The staff of My Sister’s Place is convinced of the necessity of developing solidarity and sisterhood with people who are aware of the problem of prostitution in Korean society, and they encourage the public to break free of prejudices about prostitutes. Although My Sister’s Place acknowledges that the issue of prostitution is an inevitable problem in society, they encourage everyone to find creative ways with which to approach this problem.
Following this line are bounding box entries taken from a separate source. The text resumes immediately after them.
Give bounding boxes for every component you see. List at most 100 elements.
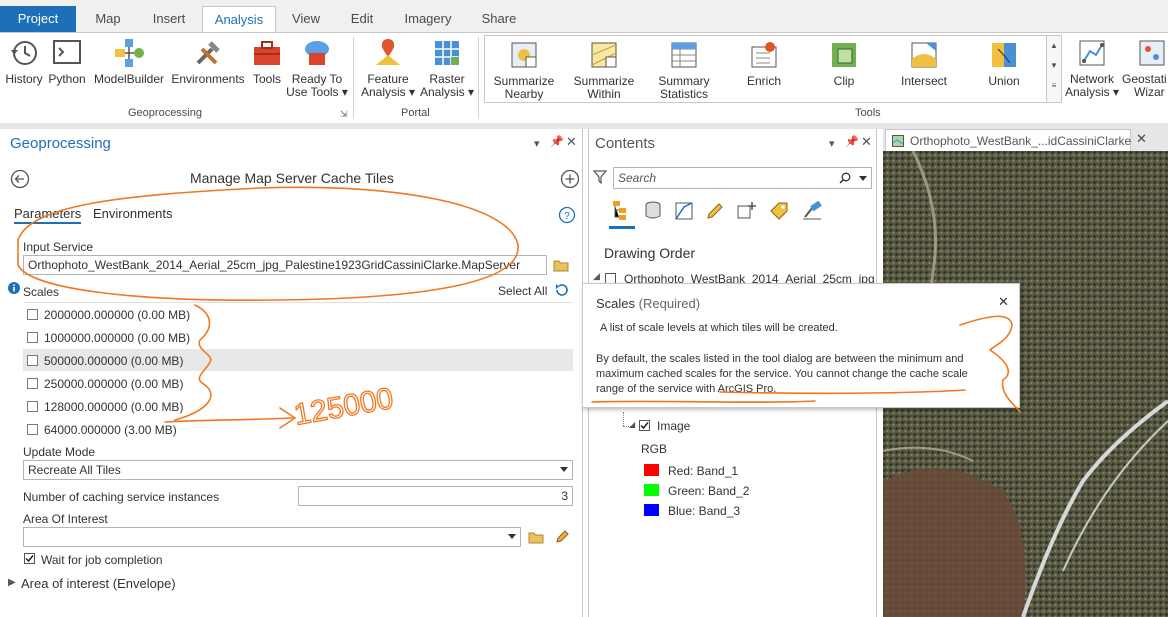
tab-environments[interactable]: Environments bbox=[93, 206, 172, 221]
list-by-selection-icon[interactable] bbox=[674, 201, 694, 221]
union-button[interactable]: Union bbox=[972, 39, 1036, 88]
summary-statistics-icon bbox=[671, 42, 697, 68]
geostatistical-wizard-button[interactable]: Geostati Wizar bbox=[1122, 37, 1168, 99]
tooltip-text: By default, the scales listed in the too… bbox=[596, 353, 964, 365]
list-item[interactable]: 64000.000000 (3.00 MB) bbox=[23, 418, 573, 441]
ready-to-use-tools-button[interactable]: Ready To Use Tools ▾ bbox=[286, 37, 348, 99]
image-sublayer-label[interactable]: Image bbox=[657, 419, 690, 433]
summarize-within-button[interactable]: Summarize Within bbox=[572, 39, 636, 101]
instances-input[interactable]: 3 bbox=[298, 486, 573, 506]
list-item[interactable]: 2000000.000000 (0.00 MB) bbox=[23, 303, 573, 326]
pane-menu-icon[interactable]: ▾ bbox=[829, 137, 835, 150]
scale-checkbox[interactable] bbox=[27, 424, 38, 435]
scroll-down-icon[interactable]: ▼ bbox=[1047, 56, 1061, 76]
gallery-scrollbar[interactable]: ▲ ▼ ≡ bbox=[1046, 35, 1062, 103]
close-icon[interactable]: ✕ bbox=[861, 134, 872, 150]
green-band-swatch[interactable] bbox=[644, 484, 659, 496]
help-icon[interactable]: ? bbox=[558, 206, 576, 224]
list-by-drawing-order-icon[interactable] bbox=[611, 199, 631, 221]
clip-icon bbox=[832, 43, 856, 67]
add-icon[interactable] bbox=[560, 169, 580, 189]
browse-folder-icon[interactable] bbox=[528, 530, 544, 544]
enrich-icon bbox=[751, 42, 777, 68]
list-item[interactable]: 500000.000000 (0.00 MB) bbox=[23, 349, 573, 372]
list-by-editing-icon[interactable] bbox=[705, 201, 725, 221]
pane-menu-icon[interactable]: ▾ bbox=[534, 137, 540, 150]
gallery-expand-icon[interactable]: ≡ bbox=[1047, 76, 1061, 96]
list-by-labeling-icon[interactable] bbox=[769, 201, 791, 221]
scale-checkbox[interactable] bbox=[27, 378, 38, 389]
contents-search-input[interactable]: Search bbox=[613, 167, 872, 189]
tab-analysis[interactable]: Analysis bbox=[202, 6, 276, 32]
map-tab-title: Orthophoto_WestBank_...idCassiniClarke bbox=[910, 134, 1132, 148]
tab-map[interactable]: Map bbox=[86, 6, 130, 32]
close-icon[interactable]: ✕ bbox=[566, 134, 577, 150]
browse-folder-icon[interactable] bbox=[553, 258, 569, 272]
input-service-field[interactable]: Orthophoto_WestBank_2014_Aerial_25cm_jpg… bbox=[23, 255, 547, 275]
image-visibility-checkbox[interactable] bbox=[639, 420, 650, 431]
scale-checkbox[interactable] bbox=[27, 332, 38, 343]
dialog-launcher-icon[interactable]: ⇲ bbox=[340, 109, 348, 120]
tab-parameters[interactable]: Parameters bbox=[14, 206, 82, 224]
list-by-snapping-icon[interactable] bbox=[736, 201, 758, 221]
network-analysis-button[interactable]: Network Analysis ▾ bbox=[1062, 37, 1122, 99]
list-item[interactable]: 1000000.000000 (0.00 MB) bbox=[23, 326, 573, 349]
aoi-select[interactable] bbox=[23, 527, 521, 547]
summary-statistics-button[interactable]: Summary Statistics bbox=[652, 39, 716, 101]
red-band-swatch[interactable] bbox=[644, 464, 659, 476]
environments-button[interactable]: Environments bbox=[168, 37, 248, 86]
tab-imagery[interactable]: Imagery bbox=[398, 6, 458, 32]
info-icon[interactable] bbox=[8, 282, 20, 294]
drawing-order-heading: Drawing Order bbox=[604, 245, 696, 261]
tools-button[interactable]: Tools bbox=[248, 37, 286, 86]
envelope-section-label[interactable]: Area of interest (Envelope) bbox=[21, 576, 176, 591]
clip-button[interactable]: Clip bbox=[812, 39, 876, 88]
tooltip-required-text: (Required) bbox=[638, 296, 701, 311]
python-button[interactable]: Python bbox=[46, 37, 88, 86]
tooltip-text: range of the service with ArcGIS Pro. bbox=[596, 383, 777, 395]
scale-checkbox[interactable] bbox=[27, 401, 38, 412]
pin-icon[interactable]: 📌 bbox=[550, 135, 564, 148]
list-by-perspective-imagery-icon[interactable] bbox=[801, 201, 823, 221]
expand-triangle-icon[interactable]: ◢ bbox=[629, 420, 635, 429]
reset-icon[interactable] bbox=[554, 282, 570, 298]
wait-checkbox[interactable] bbox=[24, 553, 35, 564]
blue-band-swatch[interactable] bbox=[644, 504, 659, 516]
scale-label: 250000.000000 (0.00 MB) bbox=[44, 377, 184, 391]
search-icon[interactable] bbox=[839, 172, 851, 184]
tooltip-title: Scales (Required) bbox=[596, 296, 700, 311]
list-item[interactable]: 128000.000000 (0.00 MB) bbox=[23, 395, 573, 418]
scroll-up-icon[interactable]: ▲ bbox=[1047, 36, 1061, 56]
list-item[interactable]: 250000.000000 (0.00 MB) bbox=[23, 372, 573, 395]
modelbuilder-icon bbox=[115, 39, 144, 67]
ribbon: History Python ModelBuilder Environments… bbox=[0, 32, 1168, 124]
summarize-nearby-button[interactable]: Summarize Nearby bbox=[492, 39, 556, 101]
update-mode-select[interactable]: Recreate All Tiles bbox=[23, 460, 573, 480]
tab-project[interactable]: Project bbox=[0, 6, 76, 32]
close-icon[interactable]: ✕ bbox=[1136, 131, 1147, 147]
history-button[interactable]: History bbox=[2, 37, 46, 86]
raster-analysis-button[interactable]: Raster Analysis ▾ bbox=[418, 37, 476, 99]
tab-share[interactable]: Share bbox=[474, 6, 524, 32]
intersect-button[interactable]: Intersect bbox=[892, 39, 956, 88]
pin-icon[interactable]: 📌 bbox=[845, 135, 859, 148]
select-all-link[interactable]: Select All bbox=[498, 284, 547, 298]
filter-icon[interactable] bbox=[593, 170, 607, 184]
feature-analysis-button[interactable]: Feature Analysis ▾ bbox=[358, 37, 418, 99]
tab-view[interactable]: View bbox=[284, 6, 328, 32]
python-window-icon bbox=[53, 40, 81, 64]
modelbuilder-button[interactable]: ModelBuilder bbox=[90, 37, 168, 86]
expand-triangle-icon[interactable]: ◢ bbox=[593, 271, 600, 282]
scale-checkbox[interactable] bbox=[27, 309, 38, 320]
pencil-icon[interactable] bbox=[554, 529, 570, 545]
scale-checkbox[interactable] bbox=[27, 355, 38, 366]
close-icon[interactable]: ✕ bbox=[998, 294, 1009, 310]
tab-insert[interactable]: Insert bbox=[142, 6, 196, 32]
chevron-right-icon[interactable]: ▶ bbox=[8, 577, 16, 588]
pane-title: Contents bbox=[595, 135, 656, 152]
enrich-button[interactable]: Enrich bbox=[732, 39, 796, 88]
list-by-source-icon[interactable] bbox=[643, 201, 663, 221]
back-arrow-icon[interactable] bbox=[10, 169, 30, 189]
map-view-tab[interactable]: Orthophoto_WestBank_...idCassiniClarke bbox=[885, 129, 1131, 152]
tab-edit[interactable]: Edit bbox=[342, 6, 382, 32]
As a non-profit organization, My Sister’s Place continually faces financial difficulties, and is in continual need of funds to support its flourishing programs. Donations are needed to assist My Sister’s Place in campaigning for social policy change, and to support the various activities and programs provided for the women.
Gifts of $100.00 will provide free lunches to 30 women seeking counseling and other services or funds to maintain and upgrade the library.
Gifts of $500.00 will provide training for one woman at the bakery of My Sister’s Place or will provide English Language training for a group of women who are developing alternative career options.
Gifts of $1,500.00 will provide counseling services for one month at My Sister’s Place to restore the hope and confidence of women who earn their living as prostitutes adjacent to U.S. Military bases in Uijeongbu.
Gifts of $4,000.00 will provide two months of Arts and Craft Therapy programs helping women move through feelings of isolation, apathy, and desolation after working as prostitutes
Update: August 2018
My Sister’s Place is a mission program of the Presbyterian Church in the Republic of Korea (PROK). It has been a place of compassion and support, as well as a resource center for women from domestic abuse situations and victims of human trafficking. They primarily work with migrant women, most arriving from the Philippines and Russia. My Sister’s Place offers hygiene kits, counseling sessions, social work services, and leads advocacy campaigns on domestic violence in the country. They are well-known as a trusted resource for trafficked and abused women.
My Sister’s Place works to meet the women where they are at in a variety of ways. Social workers will often visit the bars and clubs where the women work to introduce themselves and let the women know that they are available to help. They also listen deeply to clients to determine needs and best follow-up actions. For example, some women would like to get out of their situations and return to their home countries, while others may want to enter into the Korean migration system and need help getting the appropriate papers.
Currently, My Sister’s Place is working on a new building with multiple offices in order to strengthen and expand their current capacity. They are excited about the opportunities that this new building might bring as they continue their work helping women. Global Ministries continues to welcome gifts in support of My Sister’s Place in Korea as they continue to provide help for women from domestic abuse and human trafficking.